The Year of the Engine

By Rod Sutton, Editor in Chief | September 28, 2010


Each fall we review the several hundred products that we've run in Construction Equipment during the past year, evaluating each for technical advances or competitive potential that might warrant their inclusion in our Top 100 Products. You can review our choices online at the Top 100 Products of 2002 page.

This year, seven engines made the cut. This came as no surprise, because our evaluation encompasses not only the technology integrated into a new product, but also the product's effect on the market and, ultimately, on the buyer.

For on-highway truck engines, exhaust-gas recirculation (EGR) seems to be an effective means of meeting the latest EPA demand for cleaner stacks. EGR technology didn't come easily, though. Engineering challenges associated with system durability, thermal loading, variable-geometry turbochargers, and control systems that keep everything working in harmony were tough to overcome.
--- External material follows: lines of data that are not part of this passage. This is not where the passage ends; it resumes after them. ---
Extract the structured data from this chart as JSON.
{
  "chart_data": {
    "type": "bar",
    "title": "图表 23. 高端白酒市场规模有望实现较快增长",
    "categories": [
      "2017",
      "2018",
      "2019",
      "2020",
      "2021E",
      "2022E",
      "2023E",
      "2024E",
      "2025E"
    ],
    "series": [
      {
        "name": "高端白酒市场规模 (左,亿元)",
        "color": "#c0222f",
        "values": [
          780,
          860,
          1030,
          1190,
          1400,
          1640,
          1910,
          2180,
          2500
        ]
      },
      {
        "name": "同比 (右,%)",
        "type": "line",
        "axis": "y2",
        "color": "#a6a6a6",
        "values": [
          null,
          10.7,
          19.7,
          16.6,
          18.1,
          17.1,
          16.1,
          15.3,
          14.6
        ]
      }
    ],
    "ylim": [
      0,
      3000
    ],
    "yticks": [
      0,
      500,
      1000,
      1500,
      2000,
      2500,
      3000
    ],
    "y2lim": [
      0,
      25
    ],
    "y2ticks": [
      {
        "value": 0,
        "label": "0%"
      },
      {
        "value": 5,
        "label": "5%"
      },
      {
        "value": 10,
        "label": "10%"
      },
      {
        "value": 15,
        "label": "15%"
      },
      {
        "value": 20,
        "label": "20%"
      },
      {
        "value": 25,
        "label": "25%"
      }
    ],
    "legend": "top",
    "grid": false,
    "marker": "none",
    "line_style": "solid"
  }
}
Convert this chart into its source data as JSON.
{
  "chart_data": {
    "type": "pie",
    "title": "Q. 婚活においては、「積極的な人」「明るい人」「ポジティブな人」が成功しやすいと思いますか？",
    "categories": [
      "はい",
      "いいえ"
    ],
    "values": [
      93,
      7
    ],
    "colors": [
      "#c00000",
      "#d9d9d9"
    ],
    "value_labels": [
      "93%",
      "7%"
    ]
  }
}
And, looming over all this effort was the concern about diminished fuel economy. Even that issue seems to have been reasonably addressed, however, and let us not forget the significant gains in truck fuel-efficiency afforded by past emission-control strategies—among them electronic fuel systems, charge-air coolers, and refinement of the combustion chamber and injection hardware.

Nor dare we forget about on-highway-engine emission-control strategies that employ alternatives to the EGR concept and, thereby, offer truck buyers a choice of technology. We think there's something fundamentally healthy about manufacturers standing up and advocating different technical solutions for a common challenge. In the end, the buyer obtains a better product, no matter which technology is chosen.

The off-highway side of the business, of course, has not yet been forced to attain emission-reduction levels akin to those of the on-highway side. But that said, off-highway-engine builders have invested tremendous resources in meeting the EPA's Tier II requirements, and are diligently working toward exceedingly more-stringent Tier III compliance. We've had occasion to test several Tier II-compliant machines against their predecessor models, and to our surprise and the industry's credit, we've seen fuel-efficiency gains ranging from 5 to 25 percent for the new models.

It's a judgment call, but the effort involved in producing cleaner diesels will eventually pay dividends beyond just cleaner exhaust stacks. Concern about the packaging of emissions technology may lead to overall more-efficient vehicle designs; concern about sound levels to quieter vehicles; and the never-ending quest for fuel economy, despite emissions control, to lower operating costs.